By default, the connections between the chef-client and the chef-server are not secured. This is a short post on howto encrypt and verify your connections.

As of chef-11 (unlike chef-10), SSL is enabled by default. But (naturally, as Opscode cannot create trusted certificates for your domain) the certificates are not verified. This essentially means that the connection is not secure at all.

Unless you only use chef in a trusted network, you should invest some time in securing your clients connections.

Installing a certificate on your server

First, grab yourself a certificate for your chef server. This post will use a certificate from cacerg.org.

Installing the certificate to the chef-servers nginx is a little annoying. chef-11 (at least when installed using the official packages from opscode) uses a bundled nginx, instead of a system-wide one. Therefore, you need to change the configuration in /var/opt/chef-server/nginx/etc which feels a little unsafe, as it might get overwritten automatically by upgrades.

Fortunately, as Jeff Blaine pointed out in an email to me, that there’s a chef-server.rb config file which takes care of these problems.

First, set up a resource to reconfigure chef-server when something is changed:

execute 'chef-server-ctl reconfigure' do
  action :nothing
end

Deploy your certificate using the certificate cookbook. After that, notify the reconfigure resource, so it reconfigures in case we renew the certificate later.

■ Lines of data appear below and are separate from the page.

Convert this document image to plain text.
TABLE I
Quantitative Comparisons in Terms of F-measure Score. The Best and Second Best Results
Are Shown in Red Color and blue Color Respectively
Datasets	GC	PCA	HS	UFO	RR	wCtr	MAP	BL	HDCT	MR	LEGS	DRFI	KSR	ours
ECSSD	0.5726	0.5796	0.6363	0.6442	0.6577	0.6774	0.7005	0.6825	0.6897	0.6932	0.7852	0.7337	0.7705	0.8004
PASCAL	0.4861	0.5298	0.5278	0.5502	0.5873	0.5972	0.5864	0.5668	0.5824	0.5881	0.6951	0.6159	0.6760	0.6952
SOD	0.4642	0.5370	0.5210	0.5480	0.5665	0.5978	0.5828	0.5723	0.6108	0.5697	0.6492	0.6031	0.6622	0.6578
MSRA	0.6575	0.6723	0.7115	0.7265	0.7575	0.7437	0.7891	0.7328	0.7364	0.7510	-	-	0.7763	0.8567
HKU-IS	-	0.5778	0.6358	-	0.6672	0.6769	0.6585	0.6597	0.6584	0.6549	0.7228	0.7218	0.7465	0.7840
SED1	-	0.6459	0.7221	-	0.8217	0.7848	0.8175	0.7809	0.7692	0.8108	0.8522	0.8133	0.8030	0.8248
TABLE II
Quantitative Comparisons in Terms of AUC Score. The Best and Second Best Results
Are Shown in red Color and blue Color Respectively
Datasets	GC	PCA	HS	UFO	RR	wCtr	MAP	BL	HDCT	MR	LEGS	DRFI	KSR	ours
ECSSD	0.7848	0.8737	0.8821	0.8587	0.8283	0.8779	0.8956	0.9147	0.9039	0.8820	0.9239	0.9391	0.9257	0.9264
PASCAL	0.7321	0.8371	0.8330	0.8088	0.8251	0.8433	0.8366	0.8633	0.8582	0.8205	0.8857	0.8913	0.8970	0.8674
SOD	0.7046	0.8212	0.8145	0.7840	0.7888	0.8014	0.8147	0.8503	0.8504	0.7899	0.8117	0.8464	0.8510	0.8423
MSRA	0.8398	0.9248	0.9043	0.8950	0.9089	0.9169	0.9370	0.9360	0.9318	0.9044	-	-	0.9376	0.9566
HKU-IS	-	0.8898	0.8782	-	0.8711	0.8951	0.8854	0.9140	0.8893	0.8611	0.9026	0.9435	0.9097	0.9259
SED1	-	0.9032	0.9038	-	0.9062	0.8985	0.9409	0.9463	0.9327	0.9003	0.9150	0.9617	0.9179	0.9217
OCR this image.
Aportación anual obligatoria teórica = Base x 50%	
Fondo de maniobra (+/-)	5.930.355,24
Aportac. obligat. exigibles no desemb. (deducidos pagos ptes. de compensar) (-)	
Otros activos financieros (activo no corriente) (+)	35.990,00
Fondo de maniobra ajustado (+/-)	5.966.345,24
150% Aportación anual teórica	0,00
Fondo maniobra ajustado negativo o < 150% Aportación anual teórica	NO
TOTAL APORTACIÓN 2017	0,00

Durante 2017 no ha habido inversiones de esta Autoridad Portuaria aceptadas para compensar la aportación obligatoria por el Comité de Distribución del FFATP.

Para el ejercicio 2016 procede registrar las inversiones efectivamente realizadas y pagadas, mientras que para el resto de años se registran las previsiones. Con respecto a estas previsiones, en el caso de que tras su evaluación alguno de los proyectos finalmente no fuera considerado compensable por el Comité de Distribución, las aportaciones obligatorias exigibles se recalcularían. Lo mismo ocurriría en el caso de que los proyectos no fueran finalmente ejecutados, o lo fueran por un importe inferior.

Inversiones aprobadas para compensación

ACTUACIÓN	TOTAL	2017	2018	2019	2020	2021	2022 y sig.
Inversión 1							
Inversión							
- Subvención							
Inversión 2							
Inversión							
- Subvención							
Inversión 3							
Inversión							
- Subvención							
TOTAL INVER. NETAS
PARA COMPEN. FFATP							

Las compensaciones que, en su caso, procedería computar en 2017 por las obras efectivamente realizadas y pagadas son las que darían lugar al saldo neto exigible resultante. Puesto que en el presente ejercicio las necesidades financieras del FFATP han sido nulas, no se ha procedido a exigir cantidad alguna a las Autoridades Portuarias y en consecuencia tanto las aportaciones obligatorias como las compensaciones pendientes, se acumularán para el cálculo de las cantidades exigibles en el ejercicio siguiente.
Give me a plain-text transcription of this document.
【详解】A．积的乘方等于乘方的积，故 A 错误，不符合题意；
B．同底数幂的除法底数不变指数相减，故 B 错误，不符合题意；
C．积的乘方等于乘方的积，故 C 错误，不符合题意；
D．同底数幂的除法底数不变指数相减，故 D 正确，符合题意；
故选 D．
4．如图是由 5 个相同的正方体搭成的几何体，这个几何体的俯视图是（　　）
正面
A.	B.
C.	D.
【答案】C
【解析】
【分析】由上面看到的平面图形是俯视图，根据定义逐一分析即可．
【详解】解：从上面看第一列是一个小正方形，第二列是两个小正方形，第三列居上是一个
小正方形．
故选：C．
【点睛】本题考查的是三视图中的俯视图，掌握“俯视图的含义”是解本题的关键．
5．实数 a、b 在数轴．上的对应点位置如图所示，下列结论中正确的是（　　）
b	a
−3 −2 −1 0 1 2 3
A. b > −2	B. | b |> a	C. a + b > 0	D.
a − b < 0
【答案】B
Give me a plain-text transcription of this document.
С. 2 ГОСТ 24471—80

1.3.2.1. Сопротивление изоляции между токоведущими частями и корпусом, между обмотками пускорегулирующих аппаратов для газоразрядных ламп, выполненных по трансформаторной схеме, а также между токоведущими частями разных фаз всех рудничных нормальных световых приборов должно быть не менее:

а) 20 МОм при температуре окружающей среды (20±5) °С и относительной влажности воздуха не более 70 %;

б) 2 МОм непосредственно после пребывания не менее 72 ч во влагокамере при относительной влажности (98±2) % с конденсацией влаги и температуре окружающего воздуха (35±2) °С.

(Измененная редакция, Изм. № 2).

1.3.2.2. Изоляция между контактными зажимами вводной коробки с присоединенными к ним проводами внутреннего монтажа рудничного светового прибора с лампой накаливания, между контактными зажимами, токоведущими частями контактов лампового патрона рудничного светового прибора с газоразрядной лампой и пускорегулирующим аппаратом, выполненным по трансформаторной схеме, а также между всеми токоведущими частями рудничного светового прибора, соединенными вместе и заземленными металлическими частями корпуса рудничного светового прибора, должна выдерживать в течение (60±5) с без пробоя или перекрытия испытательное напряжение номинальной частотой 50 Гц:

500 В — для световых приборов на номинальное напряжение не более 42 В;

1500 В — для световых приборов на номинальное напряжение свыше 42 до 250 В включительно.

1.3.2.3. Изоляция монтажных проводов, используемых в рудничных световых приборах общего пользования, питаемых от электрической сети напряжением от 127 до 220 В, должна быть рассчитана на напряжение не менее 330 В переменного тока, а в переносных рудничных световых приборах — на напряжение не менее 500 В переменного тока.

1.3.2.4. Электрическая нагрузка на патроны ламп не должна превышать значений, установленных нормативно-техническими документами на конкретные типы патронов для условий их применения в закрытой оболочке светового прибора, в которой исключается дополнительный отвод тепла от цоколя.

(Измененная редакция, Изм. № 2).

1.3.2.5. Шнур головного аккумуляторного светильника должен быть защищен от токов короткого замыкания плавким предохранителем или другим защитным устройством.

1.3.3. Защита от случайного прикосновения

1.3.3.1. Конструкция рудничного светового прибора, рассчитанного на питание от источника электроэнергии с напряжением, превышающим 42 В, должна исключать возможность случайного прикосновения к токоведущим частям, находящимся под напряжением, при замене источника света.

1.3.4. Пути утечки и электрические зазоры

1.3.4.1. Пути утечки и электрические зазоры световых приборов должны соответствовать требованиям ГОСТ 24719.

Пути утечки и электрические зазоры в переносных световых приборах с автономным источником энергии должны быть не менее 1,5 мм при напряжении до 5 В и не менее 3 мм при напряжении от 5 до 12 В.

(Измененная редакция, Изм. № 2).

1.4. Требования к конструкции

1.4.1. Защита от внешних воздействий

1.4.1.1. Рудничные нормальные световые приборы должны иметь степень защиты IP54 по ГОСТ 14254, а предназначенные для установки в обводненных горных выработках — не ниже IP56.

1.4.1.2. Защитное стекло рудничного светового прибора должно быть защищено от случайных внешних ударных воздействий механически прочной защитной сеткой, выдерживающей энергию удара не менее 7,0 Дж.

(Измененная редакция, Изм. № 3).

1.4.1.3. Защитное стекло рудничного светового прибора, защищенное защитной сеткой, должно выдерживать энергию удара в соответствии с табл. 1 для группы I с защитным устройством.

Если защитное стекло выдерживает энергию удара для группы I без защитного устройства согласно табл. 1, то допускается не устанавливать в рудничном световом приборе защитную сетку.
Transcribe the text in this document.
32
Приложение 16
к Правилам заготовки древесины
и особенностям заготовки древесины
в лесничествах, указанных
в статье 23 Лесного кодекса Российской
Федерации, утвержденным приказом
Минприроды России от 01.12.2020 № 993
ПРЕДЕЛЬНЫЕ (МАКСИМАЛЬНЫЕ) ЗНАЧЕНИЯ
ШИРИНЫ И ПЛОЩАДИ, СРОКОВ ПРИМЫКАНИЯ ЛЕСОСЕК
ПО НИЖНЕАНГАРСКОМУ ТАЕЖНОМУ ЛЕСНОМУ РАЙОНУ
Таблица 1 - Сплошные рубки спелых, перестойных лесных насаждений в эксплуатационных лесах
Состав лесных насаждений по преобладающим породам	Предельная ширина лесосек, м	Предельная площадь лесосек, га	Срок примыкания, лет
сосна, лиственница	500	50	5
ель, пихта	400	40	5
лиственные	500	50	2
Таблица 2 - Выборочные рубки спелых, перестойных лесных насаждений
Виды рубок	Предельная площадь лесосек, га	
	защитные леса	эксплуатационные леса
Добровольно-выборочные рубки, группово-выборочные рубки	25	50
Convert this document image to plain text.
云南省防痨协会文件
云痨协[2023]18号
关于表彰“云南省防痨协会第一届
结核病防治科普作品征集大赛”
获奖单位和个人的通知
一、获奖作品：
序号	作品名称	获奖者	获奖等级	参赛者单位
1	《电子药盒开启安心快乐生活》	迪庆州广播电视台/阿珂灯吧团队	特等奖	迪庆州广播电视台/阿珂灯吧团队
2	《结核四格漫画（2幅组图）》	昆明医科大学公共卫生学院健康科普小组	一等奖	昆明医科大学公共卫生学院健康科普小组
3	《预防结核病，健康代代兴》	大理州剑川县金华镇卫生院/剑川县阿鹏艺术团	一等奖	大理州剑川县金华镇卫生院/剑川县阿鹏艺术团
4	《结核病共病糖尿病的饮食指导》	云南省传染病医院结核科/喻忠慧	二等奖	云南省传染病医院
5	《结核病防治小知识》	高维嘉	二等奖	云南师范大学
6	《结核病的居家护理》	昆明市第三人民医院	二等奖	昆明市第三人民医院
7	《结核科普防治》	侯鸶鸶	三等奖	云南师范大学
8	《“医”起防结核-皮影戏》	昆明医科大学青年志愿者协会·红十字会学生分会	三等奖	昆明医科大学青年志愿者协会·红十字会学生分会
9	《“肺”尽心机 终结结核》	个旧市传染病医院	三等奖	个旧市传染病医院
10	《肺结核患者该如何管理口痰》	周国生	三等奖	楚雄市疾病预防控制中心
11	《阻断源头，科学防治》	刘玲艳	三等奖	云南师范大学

# deploy certificate to chef-appliance directory
certificate_manage node['hostname'] do
  cert_file         "#{node['fqdn']}.crt"
  cert_path         '/var/opt/chef-server/nginx/ca'
  data_bag          'certificates'
  data_bag_secret   '/etc/chef/certificate_data_bag_secret'
  create_subfolders false
  notifies          :run, 'execute[chef-server-ctl reconfigure]'
end

Configure the /etc/chef-server/chef-server.rb using a template. Feel free to add additional settings, I chose to disable the webgui. Again, we notify the reconfigure resource to automatically reconfigure chef in case the configuration is changed.

#
# Generated by Chef for <%= node['fqdn'] %>.
# Local modifications will be overwritten.
#
chef_server_webui['enable']  = <%= @webgui.to_s %>
nginx['ssl_certificate']     = '<%= @ssl_certificate %>'
nginx['ssl_certificate_key'] = '<%= @ssl_certificate_key %>'
template '/etc/chef-server/chef-server.rb' do
  mode      00644
  source    'chef-server.rb.erb'
  variables ssl_certificate:     '/var/opt/chef-server/nginx/ca/chef.yourcompany.com.crt',
            ssl_certificate_key: '/var/opt/chef-server/nginx/ca/chef.yourcompany.com.key',
            webgui:              false
  notifies  :run, 'execute[chef-server-ctl reconfigure]'
end

Tell your chef-clients to verify peers

If you use the chef-client cookbook you can tell your clients to verify the certificate by overriding the following attributes in your wrapper cookbook (support for verify_mode was added in chef-client-0.3.0). Note, that you need to specify ssl_ca_path manually, as it is not set by default.

override['chef_client']['config']['chef_server_url'] = 'https://chef.yourcompany.com'
override['chef_client']['config']['ssl_verify_mode'] = 'verify_peer'
override['chef_client']['config']['ssl_ca_path'] = '/etc/ssl/certs'

Or do it manually in your client.rb

chef_server_url 'https://chef.yourcompany.com'
ssl_verify_mode :verify_peer
ssl_ca_path     '/etc/ssl/certs'

If you are using cacert, you may need to fix the cacert root certificate (see this gist. You can use the cacert cookbook to do so automatically.

include_recipe 'cacert:cacert.org'

Be careful with the remote_file resource!

What I also stumbled across is, that the remote_file resource doesn’t check certificates for https addresses either. So you might be very cautious if you use it for sensitive data, or to download scripts from the internet that will be executed later. I’m sure you do not want a script run by root modified on the way.